By Lori Solomon HealthDay Reporter

FRIDAY, May 31, 2024 (HealthDay News) — Adolescents may experience delayed bipolar disorder (BD) progression after major depressive disorder (MDD) diagnosis, according to a study published online May 29 in JAMA Psychiatry.

Adrian E. Desai Boström, M.D., Ph.D., from the Karolinska Institute in Stockholm, and colleagues examined the association of age at MDD onset with early transition to BD and the subsequent use of psychiatric inpatient services as a severity indicator. The analysis included 114 adults and 114 youths participating in the Stockholm MDD Cohort (1997 to 2018), which encompassed both outpatient and inpatient care.

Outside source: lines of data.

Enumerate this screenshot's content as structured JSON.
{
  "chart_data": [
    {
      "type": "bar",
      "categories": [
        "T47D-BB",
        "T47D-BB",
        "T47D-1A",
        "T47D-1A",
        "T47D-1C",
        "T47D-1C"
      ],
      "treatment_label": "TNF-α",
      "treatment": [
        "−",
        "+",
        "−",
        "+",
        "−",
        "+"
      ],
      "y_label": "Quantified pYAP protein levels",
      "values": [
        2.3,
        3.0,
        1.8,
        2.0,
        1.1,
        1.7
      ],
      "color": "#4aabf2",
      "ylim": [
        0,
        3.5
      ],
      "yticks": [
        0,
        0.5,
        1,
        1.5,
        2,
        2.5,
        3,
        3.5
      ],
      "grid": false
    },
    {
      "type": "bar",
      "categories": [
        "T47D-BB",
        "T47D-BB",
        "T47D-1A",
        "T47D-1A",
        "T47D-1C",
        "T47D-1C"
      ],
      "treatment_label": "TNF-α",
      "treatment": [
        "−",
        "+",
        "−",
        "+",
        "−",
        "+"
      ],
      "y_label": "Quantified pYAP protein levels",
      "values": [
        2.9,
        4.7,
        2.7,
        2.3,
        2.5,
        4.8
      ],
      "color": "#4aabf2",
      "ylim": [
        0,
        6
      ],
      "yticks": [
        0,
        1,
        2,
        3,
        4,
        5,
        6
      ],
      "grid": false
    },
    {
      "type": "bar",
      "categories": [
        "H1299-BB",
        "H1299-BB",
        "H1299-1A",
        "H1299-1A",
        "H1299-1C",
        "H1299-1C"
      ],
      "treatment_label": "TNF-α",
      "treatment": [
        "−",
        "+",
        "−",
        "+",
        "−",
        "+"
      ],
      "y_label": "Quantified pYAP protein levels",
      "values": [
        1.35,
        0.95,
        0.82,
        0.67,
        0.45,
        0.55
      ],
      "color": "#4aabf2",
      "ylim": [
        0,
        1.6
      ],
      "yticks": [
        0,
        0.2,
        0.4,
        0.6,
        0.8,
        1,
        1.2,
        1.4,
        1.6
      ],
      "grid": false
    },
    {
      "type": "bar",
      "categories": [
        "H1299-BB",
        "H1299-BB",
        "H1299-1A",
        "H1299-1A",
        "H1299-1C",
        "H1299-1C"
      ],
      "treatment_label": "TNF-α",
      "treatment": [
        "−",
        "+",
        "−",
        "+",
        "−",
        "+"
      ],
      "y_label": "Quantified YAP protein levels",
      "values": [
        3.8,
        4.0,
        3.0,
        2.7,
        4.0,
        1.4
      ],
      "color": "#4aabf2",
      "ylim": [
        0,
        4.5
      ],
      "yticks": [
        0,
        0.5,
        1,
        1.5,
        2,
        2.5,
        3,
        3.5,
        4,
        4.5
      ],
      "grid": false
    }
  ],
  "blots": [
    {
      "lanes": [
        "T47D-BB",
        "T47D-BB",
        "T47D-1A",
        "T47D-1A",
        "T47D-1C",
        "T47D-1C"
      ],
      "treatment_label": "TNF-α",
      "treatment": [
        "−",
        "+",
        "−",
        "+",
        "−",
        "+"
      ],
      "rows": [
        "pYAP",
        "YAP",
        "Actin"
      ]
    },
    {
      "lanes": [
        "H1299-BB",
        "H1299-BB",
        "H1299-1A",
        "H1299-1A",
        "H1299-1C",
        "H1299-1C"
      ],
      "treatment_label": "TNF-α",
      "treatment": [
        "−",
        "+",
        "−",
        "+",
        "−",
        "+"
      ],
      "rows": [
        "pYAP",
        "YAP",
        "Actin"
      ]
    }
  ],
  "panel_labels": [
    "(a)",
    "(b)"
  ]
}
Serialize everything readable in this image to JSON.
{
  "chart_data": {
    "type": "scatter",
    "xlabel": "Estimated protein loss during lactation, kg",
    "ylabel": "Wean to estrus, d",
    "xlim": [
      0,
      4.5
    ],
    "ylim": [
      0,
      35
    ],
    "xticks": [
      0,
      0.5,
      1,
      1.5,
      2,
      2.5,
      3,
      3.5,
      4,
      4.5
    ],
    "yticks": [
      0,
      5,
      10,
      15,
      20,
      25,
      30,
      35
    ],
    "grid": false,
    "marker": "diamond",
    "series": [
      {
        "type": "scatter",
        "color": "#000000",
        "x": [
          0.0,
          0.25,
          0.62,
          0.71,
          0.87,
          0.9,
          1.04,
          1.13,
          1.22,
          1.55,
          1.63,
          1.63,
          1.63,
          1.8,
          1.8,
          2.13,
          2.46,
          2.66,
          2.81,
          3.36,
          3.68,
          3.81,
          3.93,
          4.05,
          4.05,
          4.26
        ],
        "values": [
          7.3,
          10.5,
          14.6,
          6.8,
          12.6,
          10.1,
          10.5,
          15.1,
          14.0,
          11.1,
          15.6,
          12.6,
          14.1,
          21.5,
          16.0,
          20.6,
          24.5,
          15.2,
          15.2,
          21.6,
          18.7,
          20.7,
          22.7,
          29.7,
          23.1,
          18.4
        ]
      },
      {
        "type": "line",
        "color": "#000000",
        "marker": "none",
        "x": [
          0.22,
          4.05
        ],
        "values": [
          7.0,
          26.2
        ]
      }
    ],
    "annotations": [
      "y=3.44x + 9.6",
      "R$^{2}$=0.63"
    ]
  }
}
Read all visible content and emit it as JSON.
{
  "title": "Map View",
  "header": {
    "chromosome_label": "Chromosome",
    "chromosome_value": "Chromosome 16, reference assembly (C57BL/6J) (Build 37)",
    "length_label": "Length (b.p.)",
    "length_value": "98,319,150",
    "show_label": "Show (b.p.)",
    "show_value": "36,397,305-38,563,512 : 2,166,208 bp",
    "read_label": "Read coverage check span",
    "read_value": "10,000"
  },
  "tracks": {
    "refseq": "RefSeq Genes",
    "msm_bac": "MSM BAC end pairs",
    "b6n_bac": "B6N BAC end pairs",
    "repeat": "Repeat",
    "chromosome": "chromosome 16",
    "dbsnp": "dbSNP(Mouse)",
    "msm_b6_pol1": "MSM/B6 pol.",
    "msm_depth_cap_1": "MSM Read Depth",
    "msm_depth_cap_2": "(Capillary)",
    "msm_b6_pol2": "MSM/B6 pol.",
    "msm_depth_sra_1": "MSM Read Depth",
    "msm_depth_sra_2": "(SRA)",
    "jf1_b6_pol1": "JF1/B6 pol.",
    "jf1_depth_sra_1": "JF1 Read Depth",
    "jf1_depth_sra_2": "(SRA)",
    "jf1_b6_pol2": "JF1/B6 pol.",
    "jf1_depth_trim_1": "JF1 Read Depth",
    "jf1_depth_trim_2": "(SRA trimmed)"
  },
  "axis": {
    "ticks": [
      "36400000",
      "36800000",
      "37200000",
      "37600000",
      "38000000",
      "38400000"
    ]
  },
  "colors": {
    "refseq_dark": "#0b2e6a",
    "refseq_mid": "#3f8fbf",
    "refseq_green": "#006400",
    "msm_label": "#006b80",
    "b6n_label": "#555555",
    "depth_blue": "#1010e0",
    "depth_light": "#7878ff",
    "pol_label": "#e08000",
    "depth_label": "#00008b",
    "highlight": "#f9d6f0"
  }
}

The researchers found that youth were substantially less likely to transition early (odds ratio, 0.42), despite having more outpatient visits (mean visits per month, 1.21 versus 0.97 for adults). Following a BD diagnosis, both groups experienced substantially reduced inpatient care, concurring with a marked decline in antidepressant use without increased lithium use.

“These results underscore the vital importance of early and accurate BD diagnosis in youths, especially in inpatient settings, and offer crucial insights for tailoring pharmacologic strategies in patients experiencing a first episode of MDD at risk for transitioning to BD,” the authors write.

Two authors disclosed ties to Janssen Sweden.